On that fabled mission, an explosion in the service module oxygen system threatened available power, water, and air supplies. Suddenly, the unthinkable possibility of being stranded 205,000 miles from home became a grim consideration for astronauts Jim Lovell, Fred Haise, and Jack Swigert. It was the greatest drama ever played out on the live stage of NASA space launches.

“Gene made a very strategic decision that enabled the success of Apollo 13, setting up a brain trust to work through all the problems and devising an ultimate plan for solutions,” recalls Haise, the flight’s lunar module pilot, now retired in Texas. “They worked and enabled us to get home.”

In the hit 1995 movie Apollo 13, actor Ed Harris portrays Kranz and delivers an epic line to his fellow ground crew members in Mission Control, “Failure is not an option!” It’s become the major theme of Kranz’s post-NASA life.

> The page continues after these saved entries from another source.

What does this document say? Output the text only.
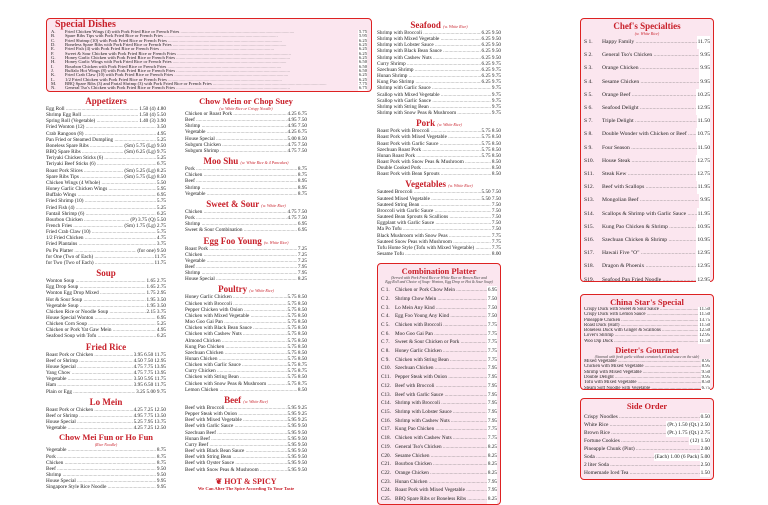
Special Dishes
A.	Fried Chicken Wings (4) with Pork Fried Rice or French Fries .....	5.75
B.	Spare Ribs Tips with Pork Fried Rice or French Fries .....	5.95
C.	Fried Shrimp (10) with Pork Fried Rice or French Fries .....	6.25
D.	Boneless Spare Ribs with Pork Fried Rice or French Fries .....	6.25
E.	Fried Fish (4) with Pork Fried Rice or French Fries .....	6.25
F.	Sweet & Sour Chicken with Pork Fried Rice or French Fries .....	6.25
G.	Honey Garlic Chicken with Pork Fried Rice or French Fries .....	6.25
H.	Honey Garlic Wings with Pork Fried Rice or French Fries .....	6.50
I.	Bourbon Chicken with Pork Fried Rice or French Fries .....	6.50
J.	Buffalo Hot Wings (8) with Pork Fried Rice or French Fries .....	6.50
K.	Fried Crab Claw (10) with Pork Fried Rice or French Fries .....	6.25
L.	1/2 Fried Chicken with Pork Fried Rice or French Fries .....	6.25
M.	BBQ Spare Ribs (3) and Parial Shrimp (3) with Pork Fried Rice or French Fries .....	7.75
N.	General Tso's Chicken with Pork Fried Rice or French Fries .....	6.75
Appetizers
Egg Roll .....	1.50 (4) 4.80
Shrimp Egg Roll .....	1.50 (4) 5.50
Spring Roll (Vegetable) .....	1.40 (3) 3.90
Fried Wonton (12) .....	3.50
Crab Rangoon (8) .....	4.95
Pan Fried or Steamed Dumpling .....	5.25
Boneless Spare Ribs .....	(Sm) 5.75 (Lg) 9.50
BBQ Spare Ribs .....	(Sm) 6.25 (Lg) 9.75
Teriyaki Chicken Sticks (6) .....	5.25
Teriyaki Beef Sticks (6) .....	6.75
Roast Pork Slices .....	(Sm) 5.25 (Lg) 8.25
Spare Ribs Tips .....	(Sm) 5.75 (Lg) 8.50
Chicken Wings (4 Whole) .....	5.50
Honey Garlic Chicken Wings .....	5.95
Buffalo Wings .....	6.95
Fried Shrimp (10) .....	5.75
Fried Fish (4) .....	5.25
Fantail Shrimp (6) .....	6.25
Bourbon Chicken .....	(P) 3.75 (Q) 5.50
French Fries .....	(Sm) 1.75 (Lg) 2.75
Fried Crab Claw (10) .....	5.75
1/2 Fried Chicken .....	4.75
Fried Plantains .....	3.75
Pu Pu Platter .....	(for one) 9.50
for One (Two of Each) .....	11.75
for Two (Two of Each) .....	11.75
Soup
Wonton Soup .....	1.65 2.75
Egg Drop Soup .....	1.65 2.75
Wonton Egg Drop Mixed .....	1.75 2.95
Hot & Sour Soup .....	1.95 3.50
Vegetable Soup .....	1.95 3.50
Chicken Rice or Noodle Soup .....	2.15 3.75
House Special Wonton .....	6.95
Chicken Corn Soup .....	5.25
Chicken or Pork Yat Gaw Mein .....	4.95
Seafood Soup with Tofu .....	6.25
Fried Rice
Roast Pork or Chicken .....	3.95 6.50 11.75
Beef or Shrimp .....	4.50 7.50 12.95
House Special .....	4.75 7.75 13.95
Yang Chow .....	4.75 7.75 13.95
Vegetable .....	3.50 5.95 11.75
Ham .....	3.95 6.50 11.75
Plain or Egg .....	3.25 5.00 9.75
Lo Mein
Roast Pork or Chicken .....	4.25 7.25 12.50
Beef or Shrimp .....	4.95 7.75 13.50
House Special .....	5.25 7.95 13.75
Vegetable .....	4.25 7.25 12.50
Chow Mei Fun or Ho Fun
(Rice Noodle)
Vegetable .....	8.75
Pork .....	8.75
Chicken .....	8.75
Beef .....	9.50
Shrimp .....	9.50
House Special .....	9.95
Singapore Style Rice Noodle .....	9.95
Chow Mein or Chop Suey
(w. White Rice or Crispy Noodle)
Chicken or Roast Pork .....	4.25 6.75
Beef .....	4.95 7.50
Shrimp .....	4.95 7.50
Vegetable .....	4.25 6.75
House Special .....	5.00 8.50
Subgum Chicken .....	4.75 7.50
Subgum Shrimp .....	4.75 7.50
Moo Shu (w. White Rice & 4 Pancakes)
Pork .....	8.75
Chicken .....	8.75
Beef .....	8.95
Shrimp .....	8.95
Vegetable .....	8.75
Sweet & Sour (w. White Rice)
Chicken .....	4.75 7.50
Pork .....	4.75 7.50
Shrimp .....	6.95
Sweet & Sour Combination .....	6.95
Egg Foo Young (w. White Rice)
Roast Pork .....	7.25
Chicken .....	7.25
Vegetable .....	7.25
Beef .....	7.95
Shrimp .....	7.95
House Special .....	8.25
Poultry (w. White Rice)
Honey Garlic Chicken .....	5.75 8.50
Chicken with Broccoli .....	5.75 8.50
Pepper Chicken with Onion .....	5.75 8.50
Chicken with Mixed Vegetable .....	5.75 8.50
Moo Goo Gai Pan .....	5.75 8.50
Chicken with Black Bean Sauce .....	5.75 8.50
Chicken with Cashew Nuts .....	5.75 8.50
Almond Chicken .....	5.75 8.50
Kung Pao Chicken .....	5.75 8.50
Szechuan Chicken .....	5.75 8.50
Hunan Chicken .....	5.75 8.50
Chicken with Garlic Sauce .....	5.75 8.75
Curry Chicken .....	5.75 8.75
Chicken with String Bean .....	5.75 8.50
Chicken with Snow Peas & Mushroom .....	5.75 8.75
Lemon Chicken .....	8.50
Beef (w. White Rice)
Beef with Broccoli .....	5.95 9.25
Pepper Steak with Onion .....	5.95 9.25
Beef with Mixed Vegetable .....	5.95 9.25
Beef with Garlic Sauce .....	5.95 9.50
Szechuan Beef .....	5.95 9.50
Hunan Beef .....	5.95 9.50
Curry Beef .....	5.95 9.50
Beef with Black Bean Sauce .....	5.95 9.50
Beef with String Bean .....	5.95 9.50
Beef with Oyster Sauce .....	5.95 9.50
Beef with Snow Peas & Mushroom .....	5.95 9.50
❦ HOT & SPICY
We Can Alter The Spice According To Your Taste
Seafood (w. White Rice)
Shrimp with Broccoli .....	6.25 9.50
Shrimp with Mixed Vegetable .....	6.25 9.50
Shrimp with Lobster Sauce .....	6.25 9.50
Shrimp with Black Bean Sauce .....	6.25 9.50
Shrimp with Cashew Nuts .....	6.25 9.50
Curry Shrimp .....	6.25 9.75
Szechuan Shrimp .....	6.25 9.75
Hunan Shrimp .....	6.25 9.75
Kung Pao Shrimp .....	6.25 9.75
Shrimp with Garlic Sauce .....	9.75
Scallop with Mixed Vegetable .....	9.75
Scallop with Garlic Sauce .....	9.75
Shrimp with String Bean .....	9.75
Shrimp with Snow Peas & Mushroom .....	9.75
Pork (w. White Rice)
Roast Pork with Broccoli .....	5.75 8.50
Roast Pork with Mixed Vegetable .....	5.75 8.50
Roast Pork with Garlic Sauce .....	5.75 8.50
Szechuan Roast Pork .....	5.75 8.50
Hunan Roast Pork .....	5.75 8.50
Roast Pork with Snow Peas & Mushroom .....	8.50
Double Cooked Pork .....	8.50
Roast Pork with Bean Sprouts .....	8.50
Vegetables (w. White Rice)
Sauteed Broccoli .....	5.50 7.50
Sauteed Mixed Vegetable .....	5.50 7.50
Sauteed String Bean .....	7.50
Broccoli with Garlic Sauce .....	7.50
Sauteed Bean Sprouts & Scallions .....	7.50
Eggplant with Garlic Sauce .....	7.50
Ma Po Tofu .....	7.50
Black Mushroom with Snow Peas .....	7.75
Sauteed Snow Peas with Mushroom .....	7.75
Tofu Home Style (Tofu with Mixed Vegetable) .....	7.75
Sesame Tofu .....	8.00
Combination Platter
(Served with Pork Fried Rice or White Rice or Brown Rice and
Egg Roll and Choice of Soup: Wonton, Egg Drop or Hot & Sour Soup)
C 1.	Chicken or Pork Chow Mein .....	6.95
C 2.	Shrimp Chow Mein .....	7.50
C 3.	Lo Mein Any Kind .....	7.50
C 4.	Egg Foo Young Any Kind .....	7.50
C 5.	Chicken with Broccoli .....	7.75
C 6.	Moo Goo Gai Pan .....	7.75
C 7.	Sweet & Sour Chicken or Pork .....	7.75
C 8.	Honey Garlic Chicken .....	7.75
C 9.	Chicken with String Bean .....	7.75
C10. Szechuan Chicken .....	7.95
C11. Pepper Steak with Onion .....	7.95
C12. Beef with Broccoli .....	7.95
C13. Beef with Garlic Sauce .....	7.95
C14. Shrimp with Broccoli .....	7.95
C15. Shrimp with Lobster Sauce .....	7.95
C16. Shrimp with Cashew Nuts .....	7.95
C17. Kung Pao Chicken .....	7.75
C18. Chicken with Cashew Nuts .....	7.75
C19. General Tso's Chicken .....	8.25
C20. Sesame Chicken .....	8.25
C21. Bourbon Chicken .....	8.25
C22. Orange Chicken .....	8.25
C23. Hunan Chicken .....	7.95
C24. Roast Pork with Mixed Vegetable .....	7.95
C25. BBQ Spare Ribs or Boneless Ribs .....	8.25
Chef's Specialties
(w. White Rice)
S 1.	Happy Family .....	11.75
S 2.	General Tso's Chicken .....	9.95
S 3.	Orange Chicken .....	9.95
S 4.	Sesame Chicken .....	9.95
S 5.	Orange Beef .....	10.25
S 6.	Seafood Delight .....	12.95
S 7.	Triple Delight .....	11.50
S 8.	Double Wonder with Chicken or Beef .....	10.75
S 9.	Four Season .....	11.50
S10.	House Steak .....	12.75
S11.	Steak Kew .....	12.75
S12.	Beef with Scallops .....	11.95
S13.	Mongolian Beef .....	9.95
S14.	Scallops & Shrimp with Garlic Sauce .....	11.95
S15.	Kung Pao Chicken & Shrimp .....	10.95
S16.	Szechuan Chicken & Shrimp .....	10.95
S17.	Hawaii Five "O" .....	12.95
S18.	Dragon & Phoenix .....	12.95
S19.	Seafood Pan Fried Noodle .....	12.95
China Star's Special
Crispy Duck with Sweet & Sour Sauce .....	11.50
Crispy Duck with Lemon Sauce .....	11.50
Pineapple Chicken .....	13.75
Roast Duck (Half) .....	11.50
Boneless Duck with Ginger & Scallions .....	12.50
Lover's Shrimp .....	12.95
Woo Dip Duck .....	11.50
Dieter's Gourmet
(Steamed with fresh garlic without cornstarch, oil and sauce on the side)
Mixed Vegetable .....	8.95
Chicken with Mixed Vegetable .....	8.95
Shrimp with Mixed Vegetable .....	9.50
Double Delight .....	9.95
Tofu with Mixed Vegetable .....	8.50
Steam Soft Noodle with Vegetable .....	6.75
Side Order
Crispy Noodles .....	0.50
White Rice .....	(Pt.) 1.50 (Qt.) 2.50
Brown Rice .....	(Pt.) 1.75 (Qt.) 2.75
Fortune Cookies .....	(12) 1.50
Pineapple Chunk (Pint) .....	2.00
Soda .....	(Each) 1.00 (6 Pack) 5.00
2 liter Soda .....	2.50
Homemade Iced Tea .....	1.50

“Actually, my exact words were, ‘We’ve never lost an American in space, and we sure as hell aren’t going to lose one now,’” Kranz recalls. “‘This crew is coming home.’”

One of Kranz’s flight dynamics officers, Jerry Bostick, actually gets credit for the legendary line, delivering the phrase not to the endangered astronauts, but to movie script people on the set looking to tighten Kranz’s original words of valor.

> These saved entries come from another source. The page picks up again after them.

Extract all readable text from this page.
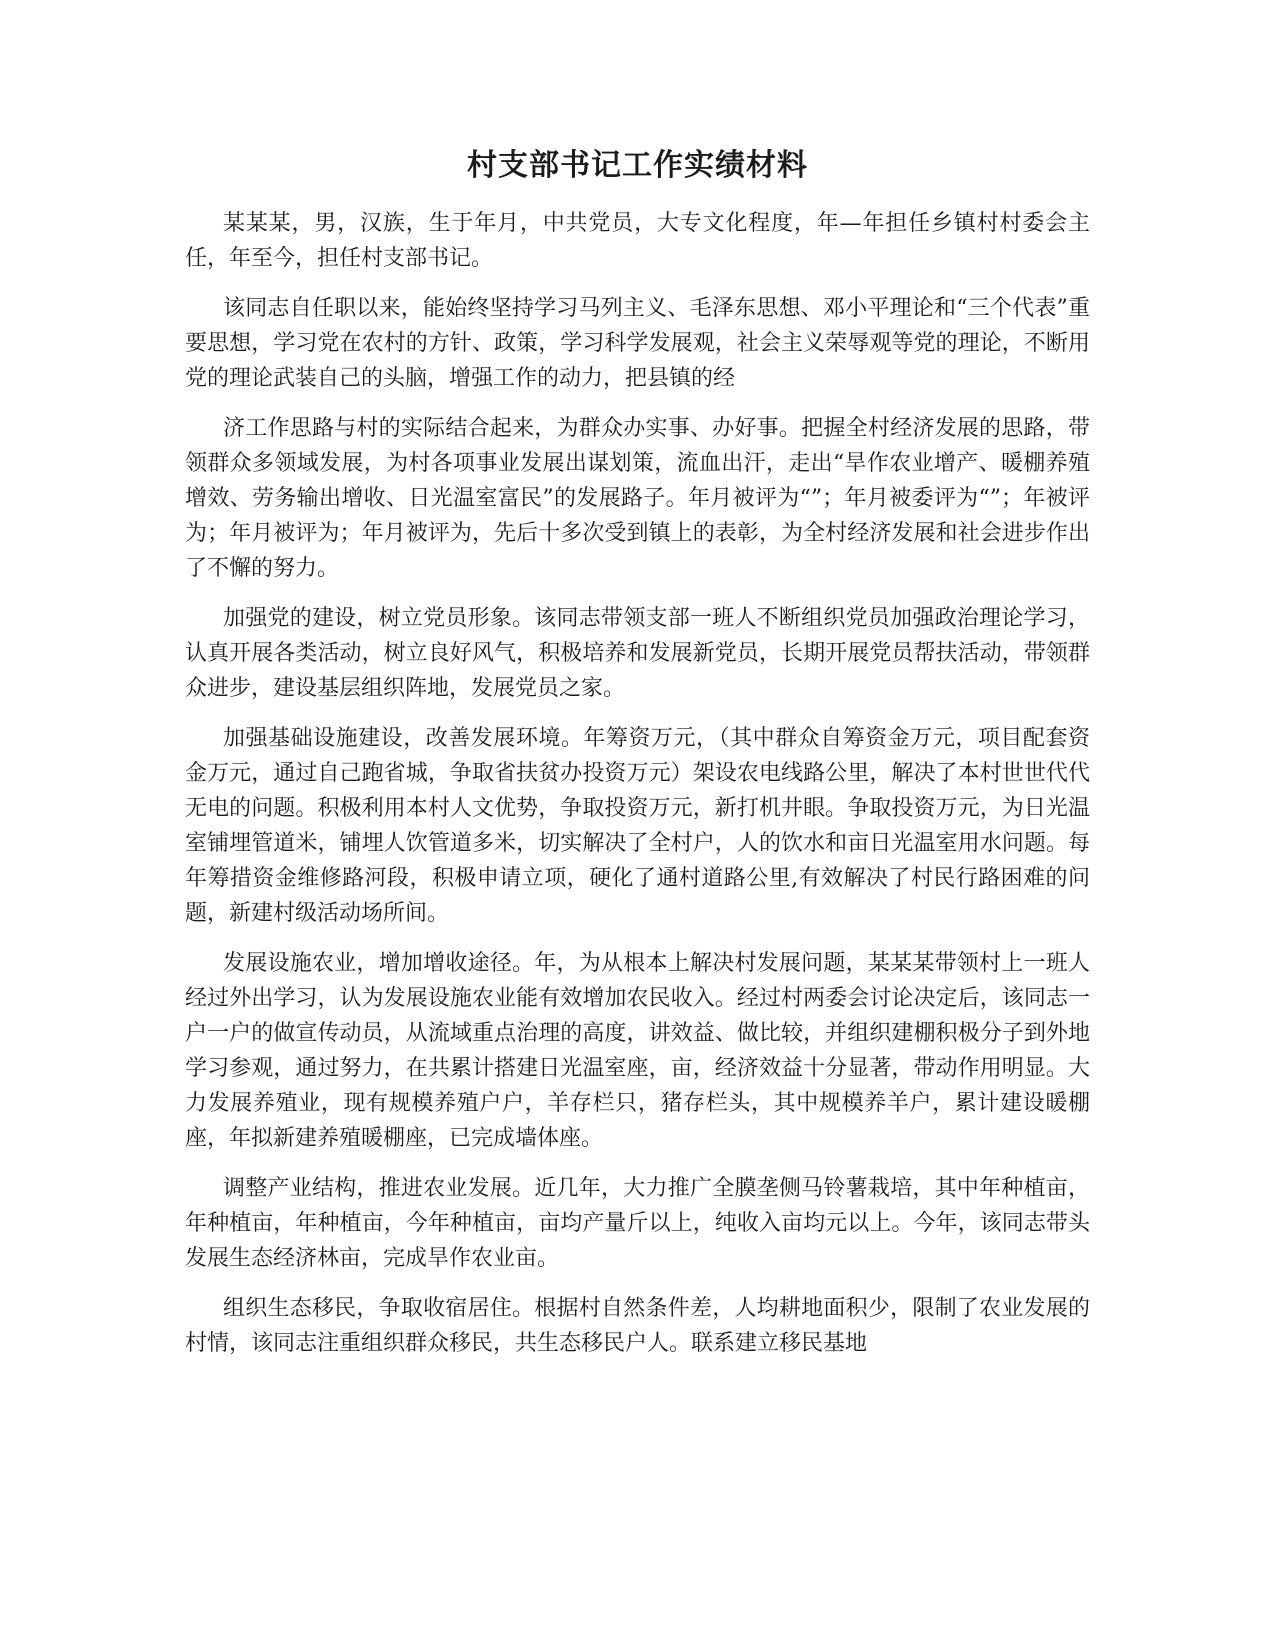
村支部书记工作实绩材料

某某某，男，汉族，生于年月，中共党员，大专文化程度，年—年担任乡镇村村委会主任，年至今，担任村支部书记。

该同志自任职以来，能始终坚持学习马列主义、毛泽东思想、邓小平理论和“三个代表”重要思想，学习党在农村的方针、政策，学习科学发展观，社会主义荣辱观等党的理论，不断用党的理论武装自己的头脑，增强工作的动力，把县镇的经

济工作思路与村的实际结合起来，为群众办实事、办好事。把握全村经济发展的思路，带领群众多领域发展，为村各项事业发展出谋划策，流血出汗，走出“旱作农业增产、暖棚养殖增效、劳务输出增收、日光温室富民”的发展路子。年月被评为“”；年月被委评为“”；年被评为；年月被评为；年月被评为，先后十多次受到镇上的表彰，为全村经济发展和社会进步作出了不懈的努力。

加强党的建设，树立党员形象。该同志带领支部一班人不断组织党员加强政治理论学习，认真开展各类活动，树立良好风气，积极培养和发展新党员，长期开展党员帮扶活动，带领群众进步，建设基层组织阵地，发展党员之家。

加强基础设施建设，改善发展环境。年筹资万元，（其中群众自筹资金万元，项目配套资金万元，通过自己跑省城，争取省扶贫办投资万元）架设农电线路公里，解决了本村世世代代无电的问题。积极利用本村人文优势，争取投资万元，新打机井眼。争取投资万元，为日光温室铺埋管道米，铺埋人饮管道多米，切实解决了全村户，人的饮水和亩日光温室用水问题。每年筹措资金维修路河段，积极申请立项，硬化了通村道路公里,有效解决了村民行路困难的问题，新建村级活动场所间。

发展设施农业，增加增收途径。年，为从根本上解决村发展问题，某某某带领村上一班人经过外出学习，认为发展设施农业能有效增加农民收入。经过村两委会讨论决定后，该同志一户一户的做宣传动员，从流域重点治理的高度，讲效益、做比较，并组织建棚积极分子到外地学习参观，通过努力，在共累计搭建日光温室座，亩，经济效益十分显著，带动作用明显。大力发展养殖业，现有规模养殖户户，羊存栏只，猪存栏头，其中规模养羊户，累计建设暖棚座，年拟新建养殖暖棚座，已完成墙体座。

调整产业结构，推进农业发展。近几年，大力推广全膜垄侧马铃薯栽培，其中年种植亩，年种植亩，年种植亩，今年种植亩，亩均产量斤以上，纯收入亩均元以上。今年，该同志带头发展生态经济林亩，完成旱作农业亩。

组织生态移民，争取收宿居住。根据村自然条件差，人均耕地面积少，限制了农业发展的村情，该同志注重组织群众移民，共生态移民户人。联系建立移民基地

Failure Is Not an Option, the title of Kranz’s best-selling book, now is the thrust of a motivational message that he delivers to groups across the country. One of his favorite speaking stops is Houston’s School for Young Children, a facility for kids with learning and language difficulties. “I enjoy working with the kids, and I can see the message take hold,” Kranz says. “It’s in their eyes. That energy, that imagination is there.”

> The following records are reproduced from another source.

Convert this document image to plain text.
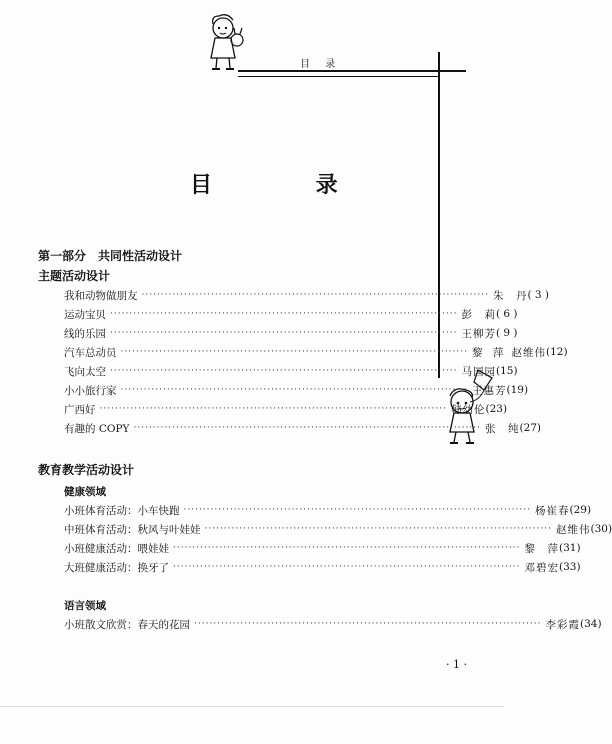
目 录
目 录
第一部分　共同性活动设计
主题活动设计
我和动物做朋友 ·························································································· 朱　丹 ( 3 )
运动宝贝 ·························································································· 彭　莉 ( 6 )
线的乐园 ·························································································· 王柳芳 ( 9 )
汽车总动员 ·························································································· 黎　萍 赵维伟 (12)
飞向太空 ·························································································· 马园园 (15)
小小旅行家 ·························································································· 王惠芳 (19)
广西好 ·························································································· 韩幼伦 (23)
有趣的 COPY ·························································································· 张　纯 (27)
教育教学活动设计
健康领域
小班体育活动：小车快跑 ·························································································· 杨崔春 (29)
中班体育活动：秋风与叶娃娃 ·························································································· 赵维伟 (30)
小班健康活动：喂娃娃 ·························································································· 黎　萍 (31)
大班健康活动：换牙了 ·························································································· 邓碧宏 (33)
语言领域
小班散文欣赏：春天的花园 ·························································································· 李彩霞 (34)
· 1 ·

Kranz occasionally teams up with Haise for an inspirational duet. “Gene and I average a couple of motivational talks a year together,” Haise says. “It makes for an interesting ‘air/ground’ combination.”

And Krantz’s many triumphs with the space program still reap rewards. “My favorite moments have always been when I see people be incredibly successful, overcome difficulties, and inspire their teams to truly believe that failure is not an option,” he says.

Alan Ross is a freelance writer from Monteagle, Tenn.